To estimate the scope and applicability of the catalyst, epoxides were reacted with different aromatic amines. The designed Ni²⁺ metallodendrimer catalyst was used for the ring opening of epoxides with amines giving the corresponding β-amino alcohols (Scheme 1). The catalytic activity of the Ni²⁺ metallodendrimer catalyst for the regioselective ring opening of epoxides with amines under optimized reaction conditions, is shown in Table 3. The ring opening of epichlorohydrin with aniline was used as a model system and it was found that Sepabeads grafted with the G2 generation of the metallodendrimer are more active and gave higher yields than those with the G0 and G1 generations. The effect of the G0, G1 and G2 generations could be attributed to the concentration of metal ions, where the catalytic activity of the G2 series was found to be 6 to 7 times higher than that of the G0 series and 2.5 to 3 times better than that of the G1 series catalysts for the respective metal ions. This demonstrates the effect of metal ion content on the ring opening of epoxides with amines. We also prepared the G3 series of the Ni²⁺-metallodendrimer-grafted Sepabead catalyst using a similar protocol mentioned earlier, and used it in the reaction. With the G3 series of the metallodendrimer catalysts loaded with different metal termini, we obtained a reduced reaction rate, conversion and yield with all metals (data not shown), which could be attributed to the drawback of dendritic catalysis commonly observed with the increase in dendrimer generation, known as the negative dendritic effect.³⁵ Therefore, the G2 series of the catalyst was selected for further studies. The high catalytic activity of developed G2 catalyst can also be attributed to the mesoporous nature of the beads with a high surface area (550 m² g⁻¹), leading to superior mass transfer and pore diffusion.^42,43 It is relevant to highlight that the same reaction when conducted without catalyst did not proceed to any appreciable extent even after 12 h where only 44% yield was obtained (Table 2, entry 5).

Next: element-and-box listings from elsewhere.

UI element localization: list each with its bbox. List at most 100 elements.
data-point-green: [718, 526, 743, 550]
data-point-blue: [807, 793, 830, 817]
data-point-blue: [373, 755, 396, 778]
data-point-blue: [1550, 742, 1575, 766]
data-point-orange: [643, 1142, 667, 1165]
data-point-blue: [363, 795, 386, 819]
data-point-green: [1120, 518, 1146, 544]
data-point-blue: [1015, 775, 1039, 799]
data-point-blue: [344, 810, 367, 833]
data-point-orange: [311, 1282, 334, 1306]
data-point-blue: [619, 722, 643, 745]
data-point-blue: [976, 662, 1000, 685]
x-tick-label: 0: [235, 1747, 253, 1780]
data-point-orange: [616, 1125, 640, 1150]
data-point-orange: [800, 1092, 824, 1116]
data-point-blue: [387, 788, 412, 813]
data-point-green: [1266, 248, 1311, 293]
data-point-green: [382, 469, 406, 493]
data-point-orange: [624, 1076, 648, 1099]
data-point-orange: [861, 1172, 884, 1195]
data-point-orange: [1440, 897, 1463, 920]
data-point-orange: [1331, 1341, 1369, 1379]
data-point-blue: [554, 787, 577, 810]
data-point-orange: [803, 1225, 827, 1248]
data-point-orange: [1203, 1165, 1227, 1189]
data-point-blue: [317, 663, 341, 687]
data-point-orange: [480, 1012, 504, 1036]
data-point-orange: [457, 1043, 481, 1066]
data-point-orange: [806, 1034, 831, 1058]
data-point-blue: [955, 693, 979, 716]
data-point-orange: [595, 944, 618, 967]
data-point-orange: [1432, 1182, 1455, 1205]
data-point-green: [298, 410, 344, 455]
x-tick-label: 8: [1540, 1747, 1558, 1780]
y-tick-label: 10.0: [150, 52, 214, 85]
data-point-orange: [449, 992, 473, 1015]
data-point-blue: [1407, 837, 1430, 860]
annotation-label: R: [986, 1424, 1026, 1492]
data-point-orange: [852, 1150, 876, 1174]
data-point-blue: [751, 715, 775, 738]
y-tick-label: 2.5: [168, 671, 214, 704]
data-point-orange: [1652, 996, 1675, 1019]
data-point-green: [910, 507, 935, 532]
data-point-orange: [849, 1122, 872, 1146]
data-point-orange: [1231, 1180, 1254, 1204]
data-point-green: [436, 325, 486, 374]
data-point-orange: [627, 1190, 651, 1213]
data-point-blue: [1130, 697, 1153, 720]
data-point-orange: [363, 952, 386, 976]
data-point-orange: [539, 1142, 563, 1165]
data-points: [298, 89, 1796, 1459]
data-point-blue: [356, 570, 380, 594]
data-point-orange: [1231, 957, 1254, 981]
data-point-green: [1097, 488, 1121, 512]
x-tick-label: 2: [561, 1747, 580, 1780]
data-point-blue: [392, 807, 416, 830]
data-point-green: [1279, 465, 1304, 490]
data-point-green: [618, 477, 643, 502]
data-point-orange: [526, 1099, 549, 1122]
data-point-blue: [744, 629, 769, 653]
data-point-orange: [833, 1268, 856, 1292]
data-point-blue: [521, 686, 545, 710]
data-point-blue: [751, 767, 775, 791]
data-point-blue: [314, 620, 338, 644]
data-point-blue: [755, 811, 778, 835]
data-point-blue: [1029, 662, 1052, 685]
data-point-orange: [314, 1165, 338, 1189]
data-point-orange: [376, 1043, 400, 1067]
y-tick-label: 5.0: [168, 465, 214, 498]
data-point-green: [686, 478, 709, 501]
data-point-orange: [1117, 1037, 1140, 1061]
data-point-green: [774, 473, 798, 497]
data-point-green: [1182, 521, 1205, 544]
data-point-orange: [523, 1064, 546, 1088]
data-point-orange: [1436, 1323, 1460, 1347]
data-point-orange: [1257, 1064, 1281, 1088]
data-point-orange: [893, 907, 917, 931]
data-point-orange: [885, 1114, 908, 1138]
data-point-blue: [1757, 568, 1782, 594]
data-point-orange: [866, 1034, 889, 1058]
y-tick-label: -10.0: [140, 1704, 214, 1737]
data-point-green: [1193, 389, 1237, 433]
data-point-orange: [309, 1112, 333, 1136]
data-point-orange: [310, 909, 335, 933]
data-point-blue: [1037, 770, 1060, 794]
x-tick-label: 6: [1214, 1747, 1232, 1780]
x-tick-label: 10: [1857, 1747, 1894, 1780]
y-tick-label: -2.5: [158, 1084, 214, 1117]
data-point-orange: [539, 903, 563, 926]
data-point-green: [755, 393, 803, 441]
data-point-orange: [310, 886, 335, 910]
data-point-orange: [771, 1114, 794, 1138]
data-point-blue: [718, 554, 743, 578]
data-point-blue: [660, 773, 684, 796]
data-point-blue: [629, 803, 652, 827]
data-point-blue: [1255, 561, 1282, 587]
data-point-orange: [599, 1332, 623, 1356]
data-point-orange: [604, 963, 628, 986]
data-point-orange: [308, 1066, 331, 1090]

Scheme 1 Reaction scheme for the ring opening reaction of epoxides with amines using the designed catalyst.

3.2.1 Effect of solvent. The solvent effect on the catalytic activity of the Ni²⁺-metallodendrimer catalyst was also studied, and the results of the aminolysis of epoxides are summarized in Table 2. It was observed that the catalytic rate was higher with divalent transition metals (e.g. Ni²⁺) ligated onto the metallodendrimer-grafted Sepabeads EB-EP-400 catalyst under solvent-free conditions (Table 2, entries 1–4) than in the presence of aqueous and organic solvents (Table 2, entries 6–23). From Table 2 (entries 6–23), it can be seen that the polarity of the solvent has a significant effect on the catalytic activity of the Ni²⁺-metallodendrimer catalyst. Among the different solvents studied, polar solvents, i.e. water (Table 2, entries 6, 12 and 18), gave a better catalytic activity and yield than the comparatively non-polar or intermediate polar solvents tested. The catalytic activity was substantially reduced with non-polar or intermediate polarity solvents for the ring opening reaction of epoxides with aniline (Table 2, entries 7–11), p-aminophenol (Table 2, entries 13–17) and m-toluidine (Table 2, entries 19–23). When aniline was used in the presence of water without a catalyst, the reaction after 12 h gave only 39% yield (Table 2, entry 24). Hence, this effect could be due to the hydrophobic solvent getting adsorbed on the solid metallodendrimer catalyst, making a lower number of sites accessible for the reaction. On the other hand, with water and under solvent-free conditions, a large number or all sites remain accessible for the reactant molecules to yield a high conversion in less time. In particular, when the reaction was carried out using the Ni²⁺-metallodendrimer catalyst, aniline was completely consumed (99% conversion) and 97% yield of the desired product (Table 3, entry 8) was obtained after column chromatography. The maximum yield (i.e. 99.5%) was obtained under solvent-free conditions with the designed regioselective Ni²⁺-metallodendrimer catalyst (Table 3, entry 9).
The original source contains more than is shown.